Creating Disasters

I have been studying disasters for over 13 years, ever since I decided to research the JL123 plane crash. This has involved reading a lot of academic and practitioner works on disasters (and related subjects). Out of all the ones that I have read, other than finding it interesting that there is no single agreed definition of what a disaster is, the one that has perhaps had the greatest influence on the way I have looked at the issues is Disasters by Design by Dennis Mileti.

The starting point to understanding disasters is to realise that there is nothing inherently disastrous about a trigger itself. Although there is a tendency to separate disasters into ‘natural’ and ‘man-made’ (or other terms) – almost all disasters are ‘man-made’. An earthquake is not a disaster, for example. The disaster is the impact that the earthquake has on society.

Mileti’s argument is that there is something within the culture/organisation/behaviour of a society that ends up ‘designing’ the way a disaster happens. Although Mileti’s focus was on the USA, I think it can equally be applied to Japan – as I have discussed in my books Dealing with Disaster in Japan and Japan: The Basics. I have also explored the degree to which the concept play out in movies and other dramatizations relating to disasters in Japan and English-speaking countries – the article about this ‘Disaster Narratives by Design: Is Japan Different?‘ will be published in 2020.

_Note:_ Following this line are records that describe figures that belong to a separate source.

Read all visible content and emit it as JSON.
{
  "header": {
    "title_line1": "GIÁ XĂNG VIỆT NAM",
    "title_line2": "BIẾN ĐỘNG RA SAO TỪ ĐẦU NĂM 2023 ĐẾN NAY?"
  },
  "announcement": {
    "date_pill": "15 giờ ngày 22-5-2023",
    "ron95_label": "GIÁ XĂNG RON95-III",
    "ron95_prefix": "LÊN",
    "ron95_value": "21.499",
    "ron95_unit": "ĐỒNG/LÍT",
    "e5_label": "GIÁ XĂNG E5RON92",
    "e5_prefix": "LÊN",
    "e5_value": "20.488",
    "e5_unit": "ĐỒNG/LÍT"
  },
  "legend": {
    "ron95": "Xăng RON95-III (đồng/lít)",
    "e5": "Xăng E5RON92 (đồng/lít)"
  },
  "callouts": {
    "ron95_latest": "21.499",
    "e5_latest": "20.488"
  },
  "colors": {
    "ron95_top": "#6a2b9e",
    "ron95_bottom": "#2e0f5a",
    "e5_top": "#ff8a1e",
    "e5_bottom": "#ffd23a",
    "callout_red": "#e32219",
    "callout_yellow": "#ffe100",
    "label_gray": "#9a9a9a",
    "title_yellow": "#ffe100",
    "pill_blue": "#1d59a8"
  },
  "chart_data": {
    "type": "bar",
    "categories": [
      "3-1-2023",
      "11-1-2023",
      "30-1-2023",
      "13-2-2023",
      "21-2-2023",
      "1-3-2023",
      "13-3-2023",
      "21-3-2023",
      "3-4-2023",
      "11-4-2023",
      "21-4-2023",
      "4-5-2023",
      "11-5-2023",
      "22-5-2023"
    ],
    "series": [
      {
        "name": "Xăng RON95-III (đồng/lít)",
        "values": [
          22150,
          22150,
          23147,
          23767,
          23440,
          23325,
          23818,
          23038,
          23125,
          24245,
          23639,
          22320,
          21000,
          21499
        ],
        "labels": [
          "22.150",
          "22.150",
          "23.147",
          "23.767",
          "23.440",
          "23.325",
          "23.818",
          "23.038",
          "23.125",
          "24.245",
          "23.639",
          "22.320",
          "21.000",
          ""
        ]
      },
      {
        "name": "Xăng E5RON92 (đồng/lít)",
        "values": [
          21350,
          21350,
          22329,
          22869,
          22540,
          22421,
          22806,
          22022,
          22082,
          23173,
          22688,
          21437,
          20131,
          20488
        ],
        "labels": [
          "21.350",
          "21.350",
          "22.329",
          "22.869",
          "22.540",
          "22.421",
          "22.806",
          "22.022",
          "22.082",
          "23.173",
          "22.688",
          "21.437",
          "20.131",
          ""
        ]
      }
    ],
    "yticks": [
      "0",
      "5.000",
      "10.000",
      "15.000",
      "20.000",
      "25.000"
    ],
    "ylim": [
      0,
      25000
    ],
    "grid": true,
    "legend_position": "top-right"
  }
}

But I would also like to stress that I don’t believe that Mileti’s concept need be national. Whether it’s the USA, as Mileti has studied, or Japan, as I have studied, or elsewhere, there can be (and are) variations across the society. People and organisations (or societies, using a less national focussed view of the concept) are different and we don’t see homogeneous behaviour across all such groups/societies within national boundaries. So, within any one country, one may find ‘societies’ which can handle events better than others. In other words, from the same trigger point, some may have a disaster and others may not (naturally, how governments respond are likely to have the widest impact and are likely to influence the degree to which an event as a whole is seen as a disaster or not). Even within one organisation/company variations may be found.

What is important is for training to be given to everyone to help them understand how to approach events and respond to them – but also to recognise that being prepared is a key component. This is not a matter of sitting down and trying to work out how to respond to every earthquake, missile attack, terrorist attack, virus – it’s a matter of seeing the commonality of many trigger points and designing systems and processes to handle this. If the global pandemic of COVID-19 is going to teach us anything, it should be that there have been many successes and failures across societies (national and otherwise) and that there were many steps that could have been taken to respond better or to avoid there ever having been a ‘disaster’ at all. Some of this would have been difficult due to the inherent culture of those societies. Changing culture(s) is a challenge, but can be done.

I would strongly recommend reading Disasters by Design, which the author has recently made fully and freely available on the Research Gate website.